Here are some recent published papers grouped roughly in three directions

Approximation Theory for deep learning

• A Brief Survey on the Approximation Theory for Sequence Modelling: In this recent review paper, we survey past and present works on the approximation theory of modelling sequential relationships, including those using recurrent networks, convolutional networks, encoder-decoder networks, and the transformers family of architectures. This should serve as a starting point for researchers who are interested in problems on the intersection of approximation theory, nonlinear dynamics and sequence modelling (chatGPT!). This is published in the newly established journal, Journal of Machine Learning.
• Forward and Inverse Approximation Theory for Linear Temporal Convolutional Networks: In this paper, we further develop the approximation theory of temporal convolutional architectures, including a refined Jackson-type estimate for the approximation error, as well as a new Bernstein-estimate. This furthers the understanding of the structural bias of temporal (dilated) convolutional networks for sequence modelling. This will be presented as an oral talk at GSI 2023.
• Approximation Analysis of Convolutional Neural Networks: In this work, we establish some approximation results for convolutional networks, paying particular attention to the compositional structure and how it can lead to (efficient) approximation. This is published in the East Asian Journal on Applied Mathematics.

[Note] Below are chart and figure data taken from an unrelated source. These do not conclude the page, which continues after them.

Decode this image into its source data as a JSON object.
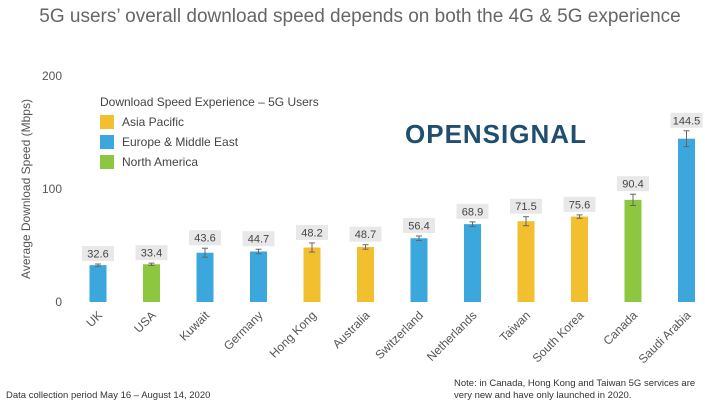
{
  "chart_data": {
    "type": "bar",
    "title": "5G users’ overall download speed depends on both the 4G & 5G experience",
    "y_label": "Average Download Speed (Mbps)",
    "legend_title": "Download Speed Experience – 5G Users",
    "logo": "OPENSIGNAL",
    "footnote": "Data collection period May 16 – August 14, 2020",
    "note": [
      "Note: in Canada, Hong Kong and Taiwan 5G services are",
      "very new and have only launched in 2020."
    ],
    "categories": [
      "UK",
      "USA",
      "Kuwait",
      "Germany",
      "Hong Kong",
      "Australia",
      "Switzerland",
      "Netherlands",
      "Taiwan",
      "South Korea",
      "Canada",
      "Saudi Arabia"
    ],
    "series": [
      {
        "name": "Asia Pacific",
        "color": "#f2bf2f",
        "values": [
          null,
          null,
          null,
          null,
          48.2,
          48.7,
          null,
          null,
          71.5,
          75.6,
          null,
          null
        ],
        "errors": [
          null,
          null,
          null,
          null,
          4,
          2,
          null,
          null,
          4,
          1.5,
          null,
          null
        ]
      },
      {
        "name": "Europe & Middle East",
        "color": "#3ba7dd",
        "values": [
          32.6,
          null,
          43.6,
          44.7,
          null,
          null,
          56.4,
          68.9,
          null,
          null,
          null,
          144.5
        ],
        "errors": [
          1,
          null,
          4,
          2,
          null,
          null,
          2,
          2,
          null,
          null,
          null,
          7
        ]
      },
      {
        "name": "North America",
        "color": "#8dc63f",
        "values": [
          null,
          33.4,
          null,
          null,
          null,
          null,
          null,
          null,
          null,
          null,
          90.4,
          null
        ],
        "errors": [
          null,
          1,
          null,
          null,
          null,
          null,
          null,
          null,
          null,
          null,
          5,
          null
        ]
      }
    ],
    "ylim": [
      0,
      200
    ],
    "yticks": [
      0,
      100,
      200
    ],
    "grid": false
  }
}
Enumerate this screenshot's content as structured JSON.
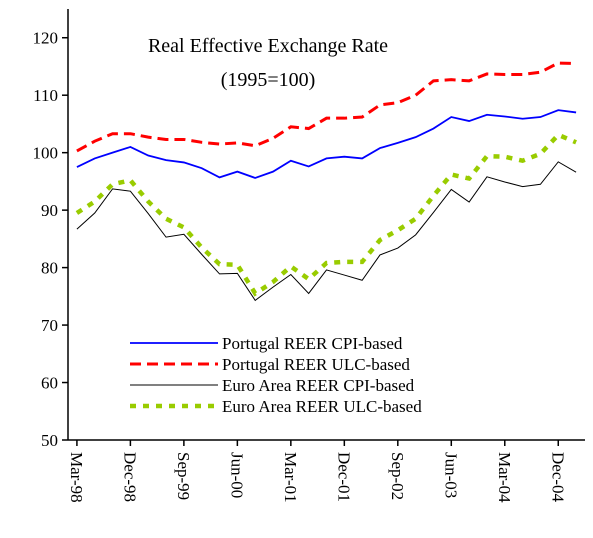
{
  "chart_data": {
    "type": "line",
    "title": "Real Effective Exchange Rate",
    "subtitle": "(1995=100)",
    "categories": [
      "Mar-98",
      null,
      null,
      "Dec-98",
      null,
      null,
      "Sep-99",
      null,
      null,
      "Jun-00",
      null,
      null,
      "Mar-01",
      null,
      null,
      "Dec-01",
      null,
      null,
      "Sep-02",
      null,
      null,
      "Jun-03",
      null,
      null,
      "Mar-04",
      null,
      null,
      "Dec-04",
      null
    ],
    "series": [
      {
        "name": "Portugal REER CPI-based",
        "color": "#0000ff",
        "style": "solid",
        "values": [
          97.5,
          99,
          100,
          101,
          99.5,
          98.7,
          98.3,
          97.3,
          95.7,
          96.7,
          95.6,
          96.7,
          98.6,
          97.6,
          99,
          99.3,
          99,
          100.8,
          101.7,
          102.7,
          104.2,
          106.2,
          105.5,
          106.6,
          106.3,
          105.9,
          106.2,
          107.4,
          107
        ]
      },
      {
        "name": "Portugal REER ULC-based",
        "color": "#ff0000",
        "style": "dashed",
        "values": [
          100.3,
          102,
          103.3,
          103.3,
          102.7,
          102.3,
          102.3,
          101.8,
          101.5,
          101.7,
          101.2,
          102.5,
          104.5,
          104.2,
          106,
          106,
          106.2,
          108.3,
          108.7,
          110,
          112.5,
          112.7,
          112.5,
          113.7,
          113.6,
          113.6,
          114,
          115.6,
          115.5
        ]
      },
      {
        "name": "Euro Area REER CPI-based",
        "color": "#000000",
        "style": "thin",
        "values": [
          86.7,
          89.5,
          93.7,
          93.3,
          89.4,
          85.3,
          85.8,
          82.3,
          78.9,
          79,
          74.3,
          76.6,
          78.8,
          75.5,
          79.6,
          78.7,
          77.8,
          82.2,
          83.4,
          85.7,
          89.6,
          93.6,
          91.4,
          95.8,
          94.9,
          94.1,
          94.5,
          98.4,
          96.6
        ]
      },
      {
        "name": "Euro Area REER ULC-based",
        "color": "#99cc00",
        "style": "dotted",
        "values": [
          89.5,
          91.5,
          94.5,
          95.2,
          91.5,
          88.5,
          87,
          83.5,
          80.6,
          80.5,
          75.5,
          77.5,
          80.2,
          78,
          80.8,
          81,
          81,
          84.8,
          86.5,
          88.5,
          92.5,
          96.2,
          95.5,
          99.4,
          99.3,
          98.6,
          99.8,
          103.1,
          101.8
        ]
      }
    ],
    "ylim": [
      50,
      125
    ],
    "yticks": [
      50,
      60,
      70,
      80,
      90,
      100,
      110,
      120
    ],
    "grid": false,
    "legend": "lower-left"
  }
}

Machine learning + scientific computing + control

• Principled Acceleration of Iterative Numerical Methods Using Machine Learning: In this paper, we investigate the application of meta-learning type approaches to speed up iterative algorithms in scientific computing. An example is guessing the initial condition for a Jacobi solver (say for the Poisson equation as a sub-step in a Navier-Stokes equation solver). We show that a naive application of meta-learning (MAML algorithm) does not necessarily lead to gains in performance – contrary to what has been suggested in many recent empirical works. We concretely investigate this phenomena through analytical examples, and propose principled solutions to this dilemma. This work is published in ICML 2023.
• Fairness In a Non-Stationary Environment From an Optimal Control Perspective: In this work, we connect the fairness problem in machine learning with control theory: in particular, ensuring that a machine learning model is fair to all demographic groups in a changing environment can be understood as an optimal control problem – in particular some sort of stabilisation problem. This allows us to design control strategies to promote fairness dynamically. This work is presented as a workshop paper in ICML 2023.

Machine learning + materials science

• Knowledge-integrated machine learning for materials: lessons from gameplaying and robotics: In this perspective paper, we review and envision the fusion of machine learning and materials science research, making parallels to the development of game playing and robotics. This is published in Nature Reviews Materials.
• Fast Bayesian optimization of Needle-in-a-Haystack problems using zooming memory-based initialization (ZoMBI): In this paper, we propose a modified Bayesian optimisation method that are shown to be effective for a class of optimisation problems involving the inverse design for materials discovery. This is the full publication corresponding to our earlier neurIPS workshop paper, and is now published in npj Computational Materials.
• Tackling data scarcity with transfer learning: a case study of thickness characterization from optical spectra of perovskite thin films: In this paper, we tackle the data-scarcity issue in the application of machine learning in experimental sciences. In particular, we investigate the characterisation of thickness in perovskite thin films using data-driven techniques, yielding a transfer-learning framework that can be used for more general problems. This work is published in Digital Discovery.